A recent study by MarketingSherpa and MECLABS Institute showed that close to half of people that unsubscribe from emails cite email volume as the reason they opt-out. We live in a time in which inbox anxiety is at an all time high. Consumers are literally stressed out by the amount of email in their inbox. Eliminating the unnecessary emails is among the first steps to resolving this. 

When a person has made the decision to unsubscribe due to volume, this is goal-oriented and probably bigger than you. Sure, you can make the unsubscribe process difficult for them I      n hopes that they’ll abandon the process and stay on your mailing list, but that doesn’t necessarily mean that they won’t pursue the next option to stop your emails – blocking or marking your email as spam.

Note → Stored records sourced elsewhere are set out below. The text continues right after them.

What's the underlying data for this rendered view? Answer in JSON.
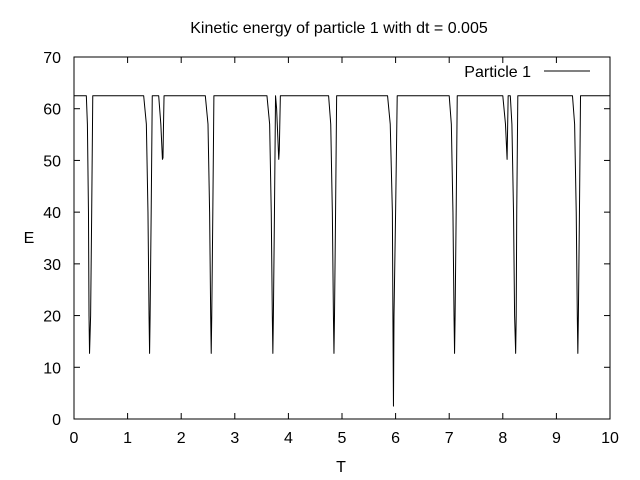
{
  "chart_data": {
    "type": "line",
    "title": "Kinetic energy of particle 1 with dt = 0.005",
    "xlabel": "T",
    "ylabel": "E",
    "xlim": [
      0,
      10
    ],
    "ylim": [
      0,
      70
    ],
    "xticks": [
      0,
      1,
      2,
      3,
      4,
      5,
      6,
      7,
      8,
      9,
      10
    ],
    "yticks": [
      0,
      10,
      20,
      30,
      40,
      50,
      60,
      70
    ],
    "grid": false,
    "legend_position": "top-right",
    "series": [
      {
        "name": "Particle 1",
        "color": "#000000",
        "x": [
          0,
          0.23,
          0.25,
          0.27,
          0.28,
          0.29,
          0.31,
          0.33,
          0.35,
          1.3,
          1.35,
          1.38,
          1.4,
          1.41,
          1.42,
          1.44,
          1.46,
          1.5,
          1.58,
          1.62,
          1.65,
          1.66,
          1.67,
          1.68,
          1.7,
          1.75,
          2.45,
          2.5,
          2.53,
          2.55,
          2.56,
          2.57,
          2.59,
          2.61,
          2.64,
          3.6,
          3.65,
          3.68,
          3.7,
          3.71,
          3.72,
          3.74,
          3.76,
          3.78,
          3.82,
          3.83,
          3.85,
          3.9,
          4.75,
          4.79,
          4.82,
          4.84,
          4.85,
          4.86,
          4.88,
          4.9,
          4.93,
          5.85,
          5.9,
          5.94,
          5.95,
          5.96,
          5.97,
          6.0,
          6.03,
          6.05,
          7.0,
          7.04,
          7.07,
          7.09,
          7.1,
          7.11,
          7.13,
          7.15,
          7.18,
          8.0,
          8.05,
          8.08,
          8.1,
          8.14,
          8.17,
          8.2,
          8.22,
          8.24,
          8.25,
          8.26,
          8.28,
          8.31,
          9.3,
          9.34,
          9.37,
          9.39,
          9.4,
          9.41,
          9.43,
          9.45,
          9.48,
          10
        ],
        "y": [
          62.5,
          62.5,
          57,
          40,
          20,
          12.7,
          20,
          40,
          62.5,
          62.5,
          57,
          40,
          20,
          12.7,
          20,
          40,
          62.5,
          62.5,
          62.5,
          57,
          50.2,
          50.5,
          57,
          62.5,
          62.5,
          62.5,
          62.5,
          57,
          40,
          20,
          12.7,
          20,
          40,
          62.5,
          62.5,
          62.5,
          57,
          40,
          20,
          12.7,
          20,
          40,
          62.5,
          60,
          50.2,
          52,
          62.5,
          62.5,
          62.5,
          57,
          40,
          20,
          12.7,
          20,
          40,
          62.5,
          62.5,
          62.5,
          57,
          40,
          20,
          2.5,
          20,
          40,
          62.5,
          62.5,
          62.5,
          57,
          40,
          20,
          12.7,
          20,
          40,
          62.5,
          62.5,
          62.5,
          57,
          50.2,
          62.5,
          62.5,
          57,
          40,
          20,
          12.7,
          20,
          40,
          62.5,
          62.5,
          62.5,
          57,
          40,
          20,
          12.7,
          20,
          40,
          62.5,
          62.5,
          62.5
        ]
      }
    ]
  }
}
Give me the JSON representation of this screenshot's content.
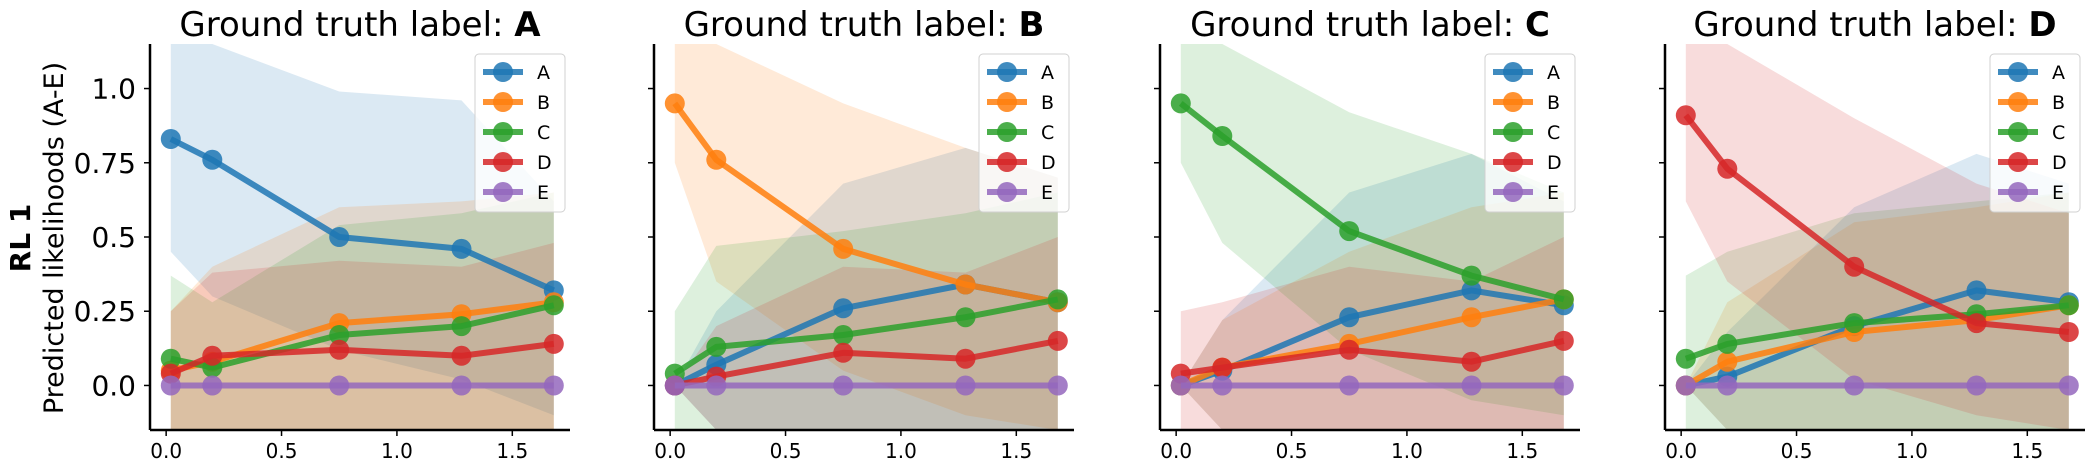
{
  "figure": {
    "row_label": "RL 1",
    "ylabel": "Predicted likelihoods (A-E)",
    "title_prefix": "Ground truth label: ",
    "legend_labels": [
      "A",
      "B",
      "C",
      "D",
      "E"
    ],
    "colors": {
      "A": "#1f77b4",
      "B": "#ff7f0e",
      "C": "#2ca02c",
      "D": "#d62728",
      "E": "#9467bd"
    }
  },
  "chart_data": [
    {
      "type": "line",
      "title": "Ground truth label: A",
      "title_bold": "A",
      "xlabel": "",
      "ylabel": "Predicted likelihoods (A-E)",
      "x": [
        0.02,
        0.2,
        0.75,
        1.28,
        1.68
      ],
      "xlim": [
        -0.07,
        1.75
      ],
      "ylim": [
        -0.15,
        1.15
      ],
      "xticks": [
        "0.0",
        "0.5",
        "1.0",
        "1.5"
      ],
      "yticks": [
        "0.0",
        "0.25",
        "0.5",
        "0.75",
        "1.0"
      ],
      "legend_position": "top-right",
      "series": [
        {
          "name": "A",
          "values": [
            0.83,
            0.76,
            0.5,
            0.46,
            0.32
          ],
          "band_lo": [
            0.45,
            0.3,
            0.12,
            0.02,
            -0.1
          ],
          "band_hi": [
            1.15,
            1.15,
            0.99,
            0.96,
            0.62
          ]
        },
        {
          "name": "B",
          "values": [
            0.05,
            0.08,
            0.21,
            0.24,
            0.28
          ],
          "band_lo": [
            -0.15,
            -0.15,
            -0.15,
            -0.15,
            -0.15
          ],
          "band_hi": [
            0.25,
            0.4,
            0.6,
            0.62,
            0.65
          ]
        },
        {
          "name": "C",
          "values": [
            0.09,
            0.06,
            0.17,
            0.2,
            0.27
          ],
          "band_lo": [
            -0.15,
            -0.15,
            -0.15,
            -0.15,
            -0.15
          ],
          "band_hi": [
            0.37,
            0.28,
            0.54,
            0.58,
            0.65
          ]
        },
        {
          "name": "D",
          "values": [
            0.04,
            0.1,
            0.12,
            0.1,
            0.14
          ],
          "band_lo": [
            -0.15,
            -0.15,
            -0.15,
            -0.15,
            -0.15
          ],
          "band_hi": [
            0.25,
            0.38,
            0.42,
            0.4,
            0.48
          ]
        },
        {
          "name": "E",
          "values": [
            0.0,
            0.0,
            0.0,
            0.0,
            0.0
          ],
          "band_lo": [
            0,
            0,
            0,
            0,
            0
          ],
          "band_hi": [
            0,
            0,
            0,
            0,
            0
          ]
        }
      ]
    },
    {
      "type": "line",
      "title": "Ground truth label: B",
      "title_bold": "B",
      "xlabel": "",
      "ylabel": "",
      "x": [
        0.02,
        0.2,
        0.75,
        1.28,
        1.68
      ],
      "xlim": [
        -0.07,
        1.75
      ],
      "ylim": [
        -0.15,
        1.15
      ],
      "xticks": [
        "0.0",
        "0.5",
        "1.0",
        "1.5"
      ],
      "yticks": [],
      "legend_position": "top-right",
      "series": [
        {
          "name": "A",
          "values": [
            0.0,
            0.07,
            0.26,
            0.34,
            0.28
          ],
          "band_lo": [
            0,
            -0.15,
            -0.15,
            -0.15,
            -0.15
          ],
          "band_hi": [
            0,
            0.25,
            0.68,
            0.8,
            0.7
          ]
        },
        {
          "name": "B",
          "values": [
            0.95,
            0.76,
            0.46,
            0.34,
            0.28
          ],
          "band_lo": [
            0.75,
            0.35,
            0.05,
            -0.1,
            -0.15
          ],
          "band_hi": [
            1.15,
            1.15,
            0.95,
            0.8,
            0.7
          ]
        },
        {
          "name": "C",
          "values": [
            0.04,
            0.13,
            0.17,
            0.23,
            0.29
          ],
          "band_lo": [
            -0.15,
            -0.15,
            -0.15,
            -0.15,
            -0.15
          ],
          "band_hi": [
            0.25,
            0.47,
            0.52,
            0.58,
            0.65
          ]
        },
        {
          "name": "D",
          "values": [
            0.0,
            0.03,
            0.11,
            0.09,
            0.15
          ],
          "band_lo": [
            0,
            -0.15,
            -0.15,
            -0.15,
            -0.15
          ],
          "band_hi": [
            0,
            0.2,
            0.4,
            0.38,
            0.5
          ]
        },
        {
          "name": "E",
          "values": [
            0.0,
            0.0,
            0.0,
            0.0,
            0.0
          ],
          "band_lo": [
            0,
            0,
            0,
            0,
            0
          ],
          "band_hi": [
            0,
            0,
            0,
            0,
            0
          ]
        }
      ]
    },
    {
      "type": "line",
      "title": "Ground truth label: C",
      "title_bold": "C",
      "xlabel": "",
      "ylabel": "",
      "x": [
        0.02,
        0.2,
        0.75,
        1.28,
        1.68
      ],
      "xlim": [
        -0.07,
        1.75
      ],
      "ylim": [
        -0.15,
        1.15
      ],
      "xticks": [
        "0.0",
        "0.5",
        "1.0",
        "1.5"
      ],
      "yticks": [],
      "legend_position": "top-right",
      "series": [
        {
          "name": "A",
          "values": [
            0.0,
            0.05,
            0.23,
            0.32,
            0.27
          ],
          "band_lo": [
            0,
            -0.15,
            -0.15,
            -0.15,
            -0.15
          ],
          "band_hi": [
            0,
            0.22,
            0.65,
            0.78,
            0.62
          ]
        },
        {
          "name": "B",
          "values": [
            0.0,
            0.06,
            0.14,
            0.23,
            0.29
          ],
          "band_lo": [
            0,
            -0.15,
            -0.15,
            -0.15,
            -0.15
          ],
          "band_hi": [
            0,
            0.22,
            0.45,
            0.6,
            0.65
          ]
        },
        {
          "name": "C",
          "values": [
            0.95,
            0.84,
            0.52,
            0.37,
            0.29
          ],
          "band_lo": [
            0.75,
            0.48,
            0.12,
            -0.05,
            -0.1
          ],
          "band_hi": [
            1.15,
            1.15,
            0.92,
            0.78,
            0.65
          ]
        },
        {
          "name": "D",
          "values": [
            0.04,
            0.06,
            0.12,
            0.08,
            0.15
          ],
          "band_lo": [
            -0.15,
            -0.15,
            -0.15,
            -0.15,
            -0.15
          ],
          "band_hi": [
            0.25,
            0.28,
            0.4,
            0.35,
            0.5
          ]
        },
        {
          "name": "E",
          "values": [
            0.0,
            0.0,
            0.0,
            0.0,
            0.0
          ],
          "band_lo": [
            0,
            0,
            0,
            0,
            0
          ],
          "band_hi": [
            0,
            0,
            0,
            0,
            0
          ]
        }
      ]
    },
    {
      "type": "line",
      "title": "Ground truth label: D",
      "title_bold": "D",
      "xlabel": "",
      "ylabel": "",
      "x": [
        0.02,
        0.2,
        0.75,
        1.28,
        1.68
      ],
      "xlim": [
        -0.07,
        1.75
      ],
      "ylim": [
        -0.15,
        1.15
      ],
      "xticks": [
        "0.0",
        "0.5",
        "1.0",
        "1.5"
      ],
      "yticks": [],
      "legend_position": "top-right",
      "series": [
        {
          "name": "A",
          "values": [
            0.0,
            0.03,
            0.2,
            0.32,
            0.28
          ],
          "band_lo": [
            0,
            -0.15,
            -0.15,
            -0.15,
            -0.15
          ],
          "band_hi": [
            0,
            0.18,
            0.6,
            0.78,
            0.68
          ]
        },
        {
          "name": "B",
          "values": [
            0.0,
            0.08,
            0.18,
            0.22,
            0.27
          ],
          "band_lo": [
            0,
            -0.15,
            -0.15,
            -0.15,
            -0.15
          ],
          "band_hi": [
            0,
            0.28,
            0.55,
            0.6,
            0.65
          ]
        },
        {
          "name": "C",
          "values": [
            0.09,
            0.14,
            0.21,
            0.24,
            0.27
          ],
          "band_lo": [
            -0.15,
            -0.15,
            -0.15,
            -0.15,
            -0.15
          ],
          "band_hi": [
            0.37,
            0.45,
            0.58,
            0.62,
            0.65
          ]
        },
        {
          "name": "D",
          "values": [
            0.91,
            0.73,
            0.4,
            0.21,
            0.18
          ],
          "band_lo": [
            0.62,
            0.35,
            0.02,
            -0.1,
            -0.15
          ],
          "band_hi": [
            1.15,
            1.15,
            0.9,
            0.68,
            0.58
          ]
        },
        {
          "name": "E",
          "values": [
            0.0,
            0.0,
            0.0,
            0.0,
            0.0
          ],
          "band_lo": [
            0,
            0,
            0,
            0,
            0
          ],
          "band_hi": [
            0,
            0,
            0,
            0,
            0
          ]
        }
      ]
    }
  ]
}
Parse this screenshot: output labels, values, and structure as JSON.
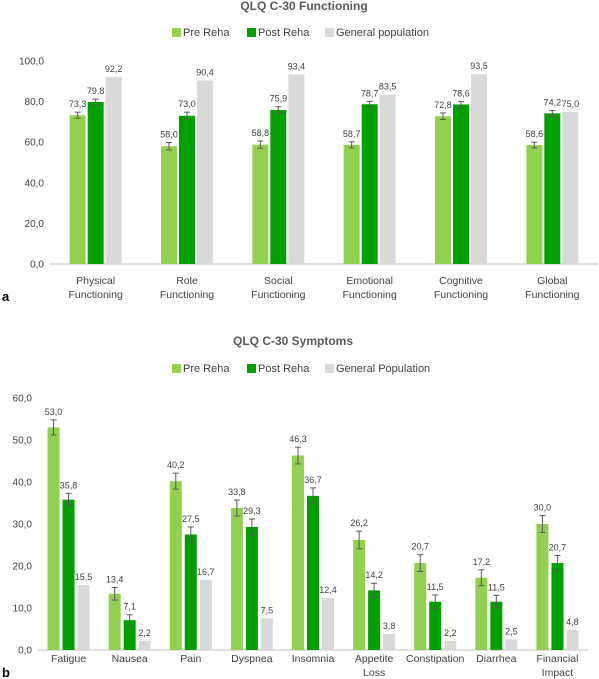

When this happens, you’ve lost much more than just a potential customer. You’ve put your reputation at risk.

A spam complaint in most mailbox providers  takes just one click. If it’s an easier path than your unsubscribe option, it’s a no-brainer for someone who just wants to stop getting your newsletter. Just like that, your consumer has now told your mailbox provider that emails from your brand are not wanted. Enough spam complaints (as in less than 1%) can seriously hurt your reputation with inbox providers. 

In other words, your attempt to keep a subscriber has now jeopardized the deliverability of your emails to a potentially large number of your subscribers. Risk is higher than reward.

2. You’re losing trust with your customer

“Annoying” and “desperate” are probably the last things you want your consumer to associate with your brand. Brand trust, like your brand reputation, takes a long time to build. A poor customer experience – especially one that screams of deceptiveness – is toxic for your relationship with your customer. 

While the need for sales and large subscriber lists creates a sense of urgency, it’s so important to remember that marketing is a long game. It’s about knowing your audience and building for them. Unsubscribes can be a blessing – they are indicative of something. Of course there are always outliers, but often there are important trends and learnings to derive from them. There is no place for complacency in marketing. Fearing the unsubscribe is as natural as fearing failure, but we know that failure is required to take us from good to great. 

Pro tip: 

There is obvious reasoning for a multi-click unsubscribe process, most notably, the ability to capture feedback on why they’ve unsubscribed. You don’t necessarily have to lose this with a one-click option. A one click unsubscribe that takes you to an optional “tell us why” form still allows for a feedback capture without standing between a consumer and their desire to unsubscribe.